A student who is experiencing a high level of distress, such as loss of touch with reality or severely disorganized thinking, severe hopelessness, suicidal thinking, recent cutting, severe restricted eating or binging, or substance use concerns is encouraged to seek medical attention through their family doctor or through Student Health Service.
If there is an imminent risk of harm—meaning the student is having active thoughts of suicide or displaying threatening behaviour to themselves or others—they are encouraged to go to the nearest hospital or to call 911.
UBC’s Alma Mater Society (AMS) also offers mental health services for students. Speakeasy provides free, confidential, one-on-one peer support for students and staff facing a wide variety of mental health challenges. Meanwhile, Vice provides free, confidential education, peer-dialogue, and mentorship to help students and staff find a healthy balance with alcohol, drugs, technology or anything else they may be struggling with.
For students who might not seek help because they feel uncomfortable reaching out, services like Early Alert provide a way to offer them support.
Early Alert allows faculty and staff who notice a student facing difficulties to identify their concerns using a secure online form. Advisors review their concerns and identify the most appropriate resources for the student’s needs. Academic advisors then reach out to the student and offer to connect them with resources and support to help them get back on track.
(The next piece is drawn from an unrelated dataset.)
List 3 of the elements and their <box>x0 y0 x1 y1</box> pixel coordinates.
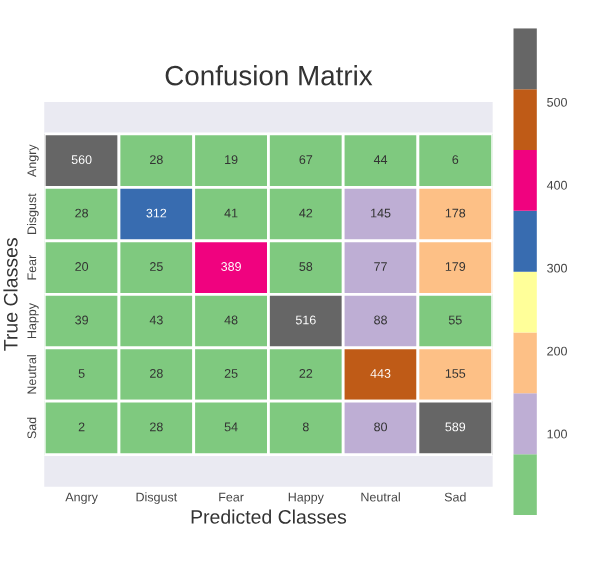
x-axis-title: Predicted Classes <box>191 509 347 524</box>
chart-title: Confusion Matrix <box>165 65 373 86</box>
y-axis-title: True Classes <box>3 238 18 351</box>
Reaching students in the classroom
That coordinated approach to ensuring students feel their mental health and wellbeing is supported extends to the classroom as well.
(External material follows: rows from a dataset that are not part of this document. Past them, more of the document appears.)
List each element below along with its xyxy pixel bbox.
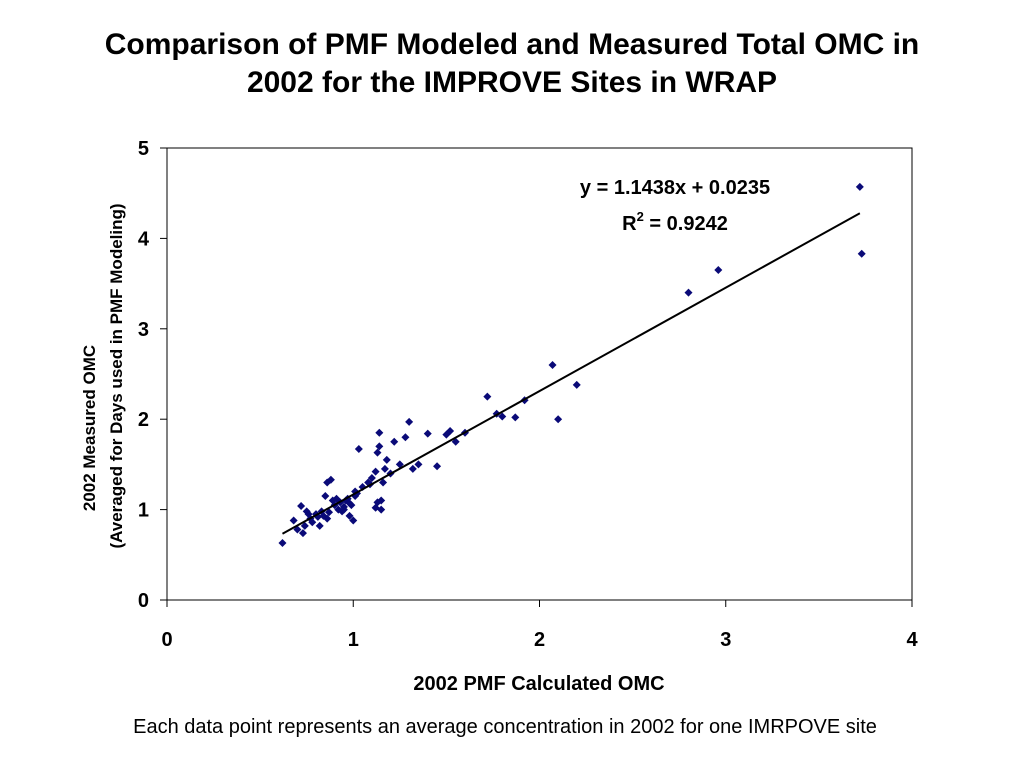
data-point xyxy=(684,288,693,297)
y-axis-title: 2002 Measured OMC (Averaged for Days use… xyxy=(80,203,126,548)
data-point xyxy=(298,529,307,538)
data-point xyxy=(408,464,417,473)
x-axis-title: 2002 PMF Calculated OMC xyxy=(413,673,664,695)
data-point xyxy=(367,473,376,482)
y-axis-title-line2: (Averaged for Days used in PMF Modeling) xyxy=(107,203,126,548)
data-point xyxy=(446,426,455,435)
data-point xyxy=(326,475,335,484)
data-point xyxy=(289,516,298,525)
data-point xyxy=(498,412,507,421)
data-point xyxy=(354,445,363,454)
data-point xyxy=(414,460,423,469)
data-point xyxy=(379,478,388,487)
y-tick-label: 3 xyxy=(138,319,149,341)
data-point xyxy=(302,507,311,516)
data-point xyxy=(511,413,520,422)
y-tick-label: 2 xyxy=(138,409,149,431)
data-point xyxy=(483,392,492,401)
data-point xyxy=(548,360,557,369)
data-point xyxy=(371,467,380,476)
x-tick-label: 2 xyxy=(534,629,545,651)
data-point xyxy=(857,249,866,258)
y-axis-title-line1: 2002 Measured OMC xyxy=(80,345,99,511)
data-point xyxy=(375,442,384,451)
data-point xyxy=(380,464,389,473)
data-point xyxy=(390,437,399,446)
data-point xyxy=(321,492,330,501)
data-point xyxy=(373,448,382,457)
data-point xyxy=(373,498,382,507)
chart-title: Comparison of PMF Modeled and Measured T… xyxy=(0,26,1024,102)
data-point xyxy=(323,514,332,523)
data-point xyxy=(855,182,864,191)
trendline-group xyxy=(281,212,861,535)
y-tick-label: 1 xyxy=(138,500,149,522)
r-squared-sup: 2 xyxy=(637,209,644,224)
data-point xyxy=(375,428,384,437)
y-tick-label: 5 xyxy=(138,138,149,160)
data-point xyxy=(325,508,334,517)
x-tick-label: 4 xyxy=(906,629,918,651)
chart-title-line1: Comparison of PMF Modeled and Measured T… xyxy=(104,28,920,61)
r-squared-label: R2 = 0.9242 xyxy=(622,209,728,235)
data-point xyxy=(345,511,354,520)
data-points xyxy=(278,182,866,548)
chart-title-line2: 2002 for the IMPROVE Sites in WRAP xyxy=(246,66,778,99)
axes: 0 1 2 3 4 0 1 2 3 4 5 xyxy=(138,138,919,651)
plot-area xyxy=(166,147,913,601)
data-point xyxy=(401,433,410,442)
data-point xyxy=(554,415,563,424)
y-tick-label: 4 xyxy=(138,228,150,250)
y-tick-label: 0 xyxy=(138,590,149,612)
data-point xyxy=(423,429,432,438)
data-point xyxy=(315,521,324,530)
x-tick-label: 0 xyxy=(161,629,172,651)
trendline-equation: y = 1.1438x + 0.0235 xyxy=(580,177,770,199)
data-point xyxy=(345,499,354,508)
r-squared-prefix: R xyxy=(622,213,637,235)
data-point xyxy=(300,521,309,530)
data-point xyxy=(382,455,391,464)
data-point xyxy=(405,417,414,426)
data-point xyxy=(297,501,306,510)
data-point xyxy=(433,462,442,471)
data-point xyxy=(278,539,287,548)
data-point xyxy=(377,505,386,514)
figure-caption: Each data point represents an average co… xyxy=(133,716,877,738)
data-point xyxy=(308,518,317,527)
data-point xyxy=(714,266,723,275)
x-tick-label: 3 xyxy=(720,629,731,651)
data-point xyxy=(339,505,348,514)
data-point xyxy=(572,380,581,389)
data-point xyxy=(349,516,358,525)
trendline xyxy=(281,212,861,535)
r-squared-value: = 0.9242 xyxy=(644,213,728,235)
x-tick-label: 1 xyxy=(348,629,359,651)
Through a pilot project in UBC’s mechanical engineering program, second-year students learn about mental health literacy and understanding the stress response through content embedded in the academic curriculum. Similar initiatives are also underway in nursing, biology and creative writing.
Agnes d’Entremont, mechanical engineering instructor and faculty lead for the pilot project, said the program was developed based on a need for additional support that faculty observed in the classroom.
“The transition to university and higher levels of responsibility in coursework is stressful for a lot of students, especially in intensive programs like engineering,” she explained. “If we really want to see our students succeed in the larger world after university, they’re going to have to deal with stressful situations. So we thought, why don’t we equip them for those challenges?”
Don’t be afraid to ask for help
For student Kirsten Tarasoff, the coping skills she learned through counselling, along with taking medication, were vital to helping her move past her rocky start at UBC.
Although her breakdown on the bench outside Totem Park now feels like a distant memory, she encouraged any students who may be feeling the same way to not be afraid to seek help.
“There are people out there who want to listen to you and understand what you’re going through, and sometimes it takes a lot of really persistent action to get yourself feeling better,” she said. “But when you reach that point, it’s worth it.”